Reuters news agency says about this 3 June 2019 video:
Sudan: at least two protesters killed in military raid on protesters’ camp
UPDATE: at least nine people killed.
Security forces in Sudan have killed at least two protesters in an early morning raid on their camp outside the army headquarters, sparking off yet even more protests in Omdurman, the twin city of Khartoum.
Live footage broadcast by Arab television stations showed chaotic scenes, with protesters running away as black smoke rose from tents apparently torched by the raiding force.
Activists described the raid that killed at least two people and injured dozens, as an attempt to disperse protesters demanding civilian rule.
“The protesters holding a sit-in in front of the army general command are facing a massacre in a treacherous attempt to disperse the protest”, the main protest group said in a statement, urging the Sudanese people to come to their aid.
A Reuters witness saw troops wielding batons deploy in central Khartoum and close roads, apparently to try to block people from reaching the protest site.
Nile bridges that connect various parts of the Sudanese capital have also been blocked.
Protests in Omdurman
In Omdurman, thousands of Sudanese protesters blocked roads with stones and burning tyres.
A witness told Reuters there were no security forces in the area as young men and women blocked main streets and side roads across Omdurman, which sits on the other side of the Nile river from Khartoum.
Stalled negotiations
The violence comes amid a persistent deadlock in talks between protesters and Sudan’s military rulers over demands to hand over power to civilians.
The Transitional Military Council (TMC), which assumed power in April when the military ousted President Omar al-Bashir after three decades in office, has offered to let protesters form a government to run the country but insists on maintaining overall authority during an interim period.
Demonstrators want civilians to run the transitional period and lead the North African country of 40 million to democracy.

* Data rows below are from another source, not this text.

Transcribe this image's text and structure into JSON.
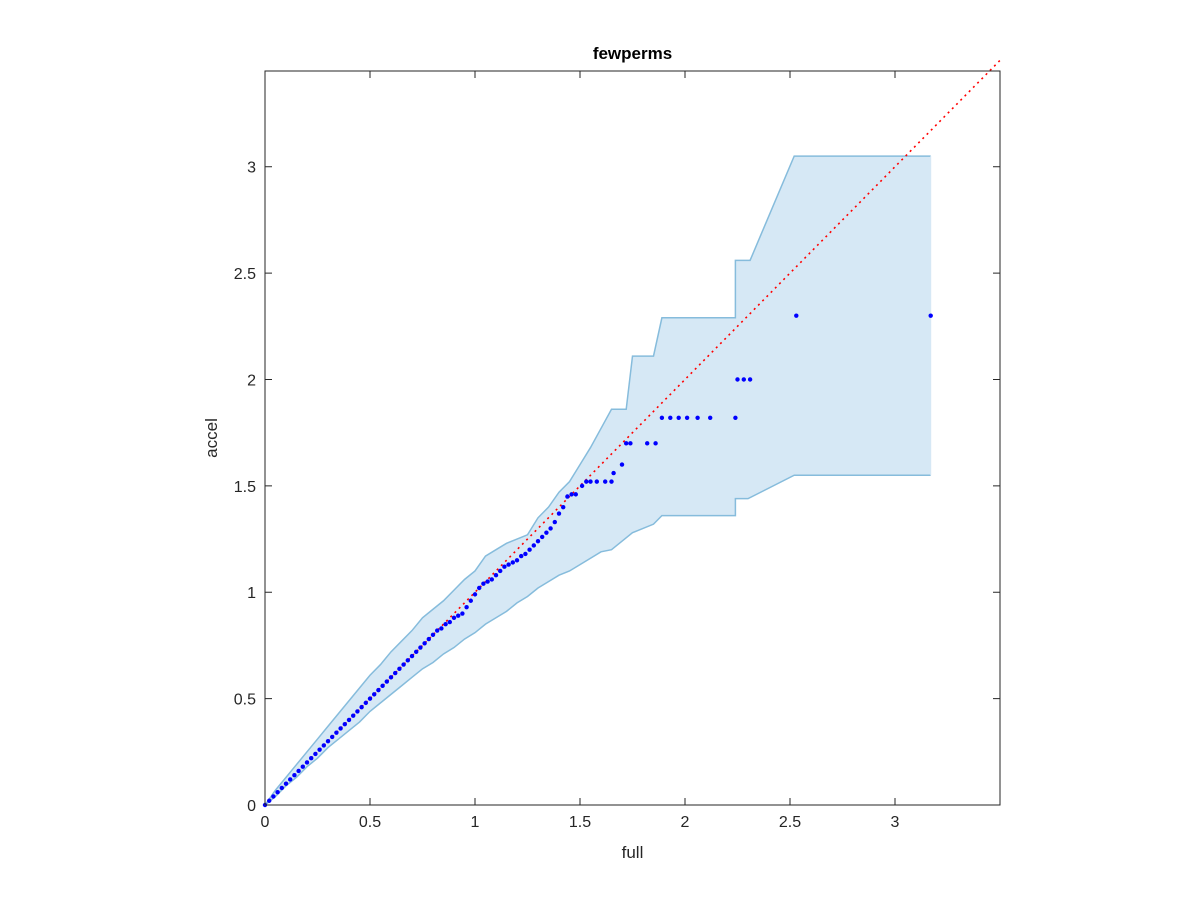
{
  "chart_data": {
    "type": "scatter",
    "title": "fewperms",
    "xlabel": "full",
    "ylabel": "accel",
    "xlim": [
      0,
      3.5
    ],
    "ylim": [
      0,
      3.45
    ],
    "xticks": [
      0,
      0.5,
      1,
      1.5,
      2,
      2.5,
      3
    ],
    "yticks": [
      0,
      0.5,
      1,
      1.5,
      2,
      2.5,
      3
    ],
    "xtick_labels": [
      "0",
      "0.5",
      "1",
      "1.5",
      "2",
      "2.5",
      "3"
    ],
    "ytick_labels": [
      "0",
      "0.5",
      "1",
      "1.5",
      "2",
      "2.5",
      "3"
    ],
    "grid": false,
    "reference_line": {
      "style": "dotted",
      "color": "#ff0000",
      "from": [
        0,
        0
      ],
      "to": [
        3.5,
        3.5
      ]
    },
    "band": {
      "fill": "#d6e8f5",
      "edge": "#86bcdc",
      "upper": [
        [
          0,
          0
        ],
        [
          0.05,
          0.07
        ],
        [
          0.1,
          0.13
        ],
        [
          0.15,
          0.19
        ],
        [
          0.2,
          0.25
        ],
        [
          0.25,
          0.31
        ],
        [
          0.3,
          0.37
        ],
        [
          0.35,
          0.43
        ],
        [
          0.4,
          0.49
        ],
        [
          0.45,
          0.55
        ],
        [
          0.5,
          0.61
        ],
        [
          0.55,
          0.66
        ],
        [
          0.6,
          0.72
        ],
        [
          0.65,
          0.77
        ],
        [
          0.7,
          0.82
        ],
        [
          0.75,
          0.88
        ],
        [
          0.8,
          0.92
        ],
        [
          0.85,
          0.96
        ],
        [
          0.9,
          1.01
        ],
        [
          0.95,
          1.06
        ],
        [
          1.0,
          1.1
        ],
        [
          1.05,
          1.17
        ],
        [
          1.1,
          1.2
        ],
        [
          1.15,
          1.23
        ],
        [
          1.2,
          1.25
        ],
        [
          1.25,
          1.27
        ],
        [
          1.3,
          1.35
        ],
        [
          1.35,
          1.4
        ],
        [
          1.4,
          1.47
        ],
        [
          1.45,
          1.52
        ],
        [
          1.5,
          1.6
        ],
        [
          1.55,
          1.68
        ],
        [
          1.6,
          1.77
        ],
        [
          1.65,
          1.86
        ],
        [
          1.72,
          1.86
        ],
        [
          1.75,
          2.11
        ],
        [
          1.85,
          2.11
        ],
        [
          1.89,
          2.29
        ],
        [
          2.24,
          2.29
        ],
        [
          2.24,
          2.56
        ],
        [
          2.31,
          2.56
        ],
        [
          2.52,
          3.05
        ],
        [
          3.17,
          3.05
        ]
      ],
      "lower": [
        [
          0,
          0
        ],
        [
          0.05,
          0.04
        ],
        [
          0.1,
          0.09
        ],
        [
          0.15,
          0.13
        ],
        [
          0.2,
          0.18
        ],
        [
          0.25,
          0.22
        ],
        [
          0.3,
          0.27
        ],
        [
          0.35,
          0.31
        ],
        [
          0.4,
          0.35
        ],
        [
          0.45,
          0.39
        ],
        [
          0.5,
          0.44
        ],
        [
          0.55,
          0.48
        ],
        [
          0.6,
          0.52
        ],
        [
          0.65,
          0.56
        ],
        [
          0.7,
          0.6
        ],
        [
          0.75,
          0.64
        ],
        [
          0.8,
          0.67
        ],
        [
          0.85,
          0.71
        ],
        [
          0.9,
          0.74
        ],
        [
          0.95,
          0.78
        ],
        [
          1.0,
          0.81
        ],
        [
          1.05,
          0.85
        ],
        [
          1.1,
          0.88
        ],
        [
          1.15,
          0.91
        ],
        [
          1.2,
          0.95
        ],
        [
          1.25,
          0.98
        ],
        [
          1.3,
          1.02
        ],
        [
          1.35,
          1.05
        ],
        [
          1.4,
          1.08
        ],
        [
          1.45,
          1.1
        ],
        [
          1.5,
          1.13
        ],
        [
          1.55,
          1.16
        ],
        [
          1.6,
          1.19
        ],
        [
          1.65,
          1.2
        ],
        [
          1.7,
          1.24
        ],
        [
          1.75,
          1.28
        ],
        [
          1.85,
          1.32
        ],
        [
          1.89,
          1.36
        ],
        [
          2.24,
          1.36
        ],
        [
          2.24,
          1.44
        ],
        [
          2.3,
          1.44
        ],
        [
          2.52,
          1.55
        ],
        [
          3.17,
          1.55
        ]
      ]
    },
    "series": [
      {
        "marker_color": "#0000ff",
        "points": [
          [
            0,
            0
          ],
          [
            0.02,
            0.02
          ],
          [
            0.04,
            0.04
          ],
          [
            0.06,
            0.06
          ],
          [
            0.08,
            0.08
          ],
          [
            0.1,
            0.1
          ],
          [
            0.12,
            0.12
          ],
          [
            0.14,
            0.14
          ],
          [
            0.16,
            0.16
          ],
          [
            0.18,
            0.18
          ],
          [
            0.2,
            0.2
          ],
          [
            0.22,
            0.22
          ],
          [
            0.24,
            0.24
          ],
          [
            0.26,
            0.26
          ],
          [
            0.28,
            0.28
          ],
          [
            0.3,
            0.3
          ],
          [
            0.32,
            0.32
          ],
          [
            0.34,
            0.34
          ],
          [
            0.36,
            0.36
          ],
          [
            0.38,
            0.38
          ],
          [
            0.4,
            0.4
          ],
          [
            0.42,
            0.42
          ],
          [
            0.44,
            0.44
          ],
          [
            0.46,
            0.46
          ],
          [
            0.48,
            0.48
          ],
          [
            0.5,
            0.5
          ],
          [
            0.52,
            0.52
          ],
          [
            0.54,
            0.54
          ],
          [
            0.56,
            0.56
          ],
          [
            0.58,
            0.58
          ],
          [
            0.6,
            0.6
          ],
          [
            0.62,
            0.62
          ],
          [
            0.64,
            0.64
          ],
          [
            0.66,
            0.66
          ],
          [
            0.68,
            0.68
          ],
          [
            0.7,
            0.7
          ],
          [
            0.72,
            0.72
          ],
          [
            0.74,
            0.74
          ],
          [
            0.76,
            0.76
          ],
          [
            0.78,
            0.78
          ],
          [
            0.8,
            0.8
          ],
          [
            0.82,
            0.82
          ],
          [
            0.84,
            0.83
          ],
          [
            0.86,
            0.85
          ],
          [
            0.88,
            0.86
          ],
          [
            0.9,
            0.88
          ],
          [
            0.92,
            0.89
          ],
          [
            0.94,
            0.9
          ],
          [
            0.96,
            0.93
          ],
          [
            0.98,
            0.96
          ],
          [
            1.0,
            0.99
          ],
          [
            1.02,
            1.02
          ],
          [
            1.04,
            1.04
          ],
          [
            1.06,
            1.05
          ],
          [
            1.08,
            1.06
          ],
          [
            1.1,
            1.08
          ],
          [
            1.12,
            1.1
          ],
          [
            1.14,
            1.12
          ],
          [
            1.16,
            1.13
          ],
          [
            1.18,
            1.14
          ],
          [
            1.2,
            1.15
          ],
          [
            1.22,
            1.17
          ],
          [
            1.24,
            1.18
          ],
          [
            1.26,
            1.2
          ],
          [
            1.28,
            1.22
          ],
          [
            1.3,
            1.24
          ],
          [
            1.32,
            1.26
          ],
          [
            1.34,
            1.28
          ],
          [
            1.36,
            1.3
          ],
          [
            1.38,
            1.33
          ],
          [
            1.4,
            1.37
          ],
          [
            1.42,
            1.4
          ],
          [
            1.44,
            1.45
          ],
          [
            1.46,
            1.46
          ],
          [
            1.48,
            1.46
          ],
          [
            1.51,
            1.5
          ],
          [
            1.53,
            1.52
          ],
          [
            1.55,
            1.52
          ],
          [
            1.58,
            1.52
          ],
          [
            1.62,
            1.52
          ],
          [
            1.65,
            1.52
          ],
          [
            1.66,
            1.56
          ],
          [
            1.7,
            1.6
          ],
          [
            1.72,
            1.7
          ],
          [
            1.74,
            1.7
          ],
          [
            1.82,
            1.7
          ],
          [
            1.86,
            1.7
          ],
          [
            1.89,
            1.82
          ],
          [
            1.93,
            1.82
          ],
          [
            1.97,
            1.82
          ],
          [
            2.01,
            1.82
          ],
          [
            2.06,
            1.82
          ],
          [
            2.12,
            1.82
          ],
          [
            2.24,
            1.82
          ],
          [
            2.25,
            2.0
          ],
          [
            2.28,
            2.0
          ],
          [
            2.31,
            2.0
          ],
          [
            2.53,
            2.3
          ],
          [
            3.17,
            2.3
          ]
        ]
      }
    ]
  }
}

Reactions to military violence
The TMC has repeatedly said it would not use force to disperse the protesters, often comprising thousands of young men and women who take turns camping outside the Defence Ministry.

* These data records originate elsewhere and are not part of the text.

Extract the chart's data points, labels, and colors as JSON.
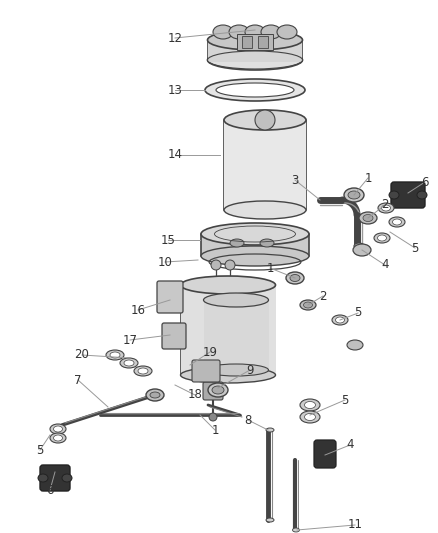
{
  "background_color": "#ffffff",
  "line_color": "#444444",
  "label_color": "#333333",
  "figsize": [
    4.38,
    5.33
  ],
  "dpi": 100
}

No statement about the violence has yet been issued by the TMC.
Stability in Sudan is crucial for a region grappling with violence that stretches from the Horn of Africa to Libya. …
The royal dictatorship of Saudi Arabia, the main allies of the self-styled ‘free world’ in the Middle East, is propping up the military dictators in Sudan. As they want to continue to use Sudanese child soldiers as cannon fodder in their bloody war on the people of Yemen.
Years ago, many years ago, quite some people in the political establishment and the ‘celebrities’ establishment in NATO countries used to point out the bloody violence by the Sudanese regime, then led by Bashir, especially in Darfur province. Correctly so. Incorrectly, they used the crimes of the dictatorship as pretext for trying to start yet another humanitarian oil war, this time by invading Sudan.
However, these establishment voices fell silent when dictator Bashir of Sudan helped NATO in another pseudo-humanitarian war, the 2011 war on Libya.
The silence became even louder after Bashir helped the European Union to stop refugees. And after Bashir sent soldiers, many of them child soldiers, to help in the Saudi Arabian regime-Pentagon war on the people of Yemen.
In the USA, a tortured Sudanese refugee was arrested by Donald Trump’s ICE.
NATO countries’ governments forcibly deport refugees to Sudan, where they are tortured. Eg, the Belgian government does so.
And so does the government of the Netherlands.
These governments want the ‘stability’ of the grave and the torture chamber for Sudan.
The sit-in had become the focal point of protests that started in December, sparked by a severe financial crisis that caused cash shortages and bread price hikes.